Remembering that we've actually created a number of anonymous functions, each with its own scope and argument values, it is hopefully clear how it is that each of these anonymous functions retains its own value for i.

Finally, for completeness, let's examine what happened with the original code:

for(var i = 0; i < 10; ++i){
    numArr[numArr.length] = i;
    funArr[funArr.length] = function(){  return i; };
}

Here, we can see the anonymous function contains a reference to the outermost i. As that value changes, it will be reflected within the anonymous function, which does not retain its own copy of the value in any form. Thus, since i == 10 in the outermost scope at the time that we go and call all of these functions we've created, each function will return the value 10.



回答3:

I recommend picking up a book like JavaScript: The Definitive Guide to gain a deeper understanding of JavaScript in general so you can avoid common pitfalls like this.
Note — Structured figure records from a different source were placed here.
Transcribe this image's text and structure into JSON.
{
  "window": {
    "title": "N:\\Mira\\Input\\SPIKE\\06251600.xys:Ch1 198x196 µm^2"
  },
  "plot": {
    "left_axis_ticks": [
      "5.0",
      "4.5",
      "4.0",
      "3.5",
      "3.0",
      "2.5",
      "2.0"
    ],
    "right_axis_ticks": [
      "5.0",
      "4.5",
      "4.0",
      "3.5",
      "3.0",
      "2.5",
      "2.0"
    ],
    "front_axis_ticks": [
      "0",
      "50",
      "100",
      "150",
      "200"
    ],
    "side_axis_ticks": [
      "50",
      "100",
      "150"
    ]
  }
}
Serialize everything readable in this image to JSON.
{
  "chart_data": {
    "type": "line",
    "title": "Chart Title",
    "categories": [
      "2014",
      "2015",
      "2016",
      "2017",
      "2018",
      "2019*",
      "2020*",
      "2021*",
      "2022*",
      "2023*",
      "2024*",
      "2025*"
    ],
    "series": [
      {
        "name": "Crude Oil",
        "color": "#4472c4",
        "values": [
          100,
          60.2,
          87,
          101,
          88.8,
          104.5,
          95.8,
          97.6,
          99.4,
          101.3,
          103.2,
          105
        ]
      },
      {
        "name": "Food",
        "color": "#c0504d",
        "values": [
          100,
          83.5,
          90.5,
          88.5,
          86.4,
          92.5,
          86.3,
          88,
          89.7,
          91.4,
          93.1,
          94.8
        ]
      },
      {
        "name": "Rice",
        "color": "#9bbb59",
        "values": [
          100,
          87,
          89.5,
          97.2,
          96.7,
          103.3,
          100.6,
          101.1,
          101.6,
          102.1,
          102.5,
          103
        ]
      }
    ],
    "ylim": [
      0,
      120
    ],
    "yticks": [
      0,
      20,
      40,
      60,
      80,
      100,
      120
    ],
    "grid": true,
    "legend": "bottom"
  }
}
This answer also provides a decent explanation on closures specifically:

How do JavaScript closures work?

When you invoke

function() { return i; }

the function is actually doing a variable look-up on the parent call-object (scope), which is where i is defined. In this case, i is defined as 10, and so every single one of those functions will return 10. The reason this works

(function(i){ return function(){ return i;}})(i);

is that by invoking an anonymous function immediately, a new call-object is created in which the current i is defined. So when you invoke the nested function, that function refers to the call-object of the anonymous function (which defines whatever value you passed to it when it was invoked), not the scope in which i was originally defined (which is still 10).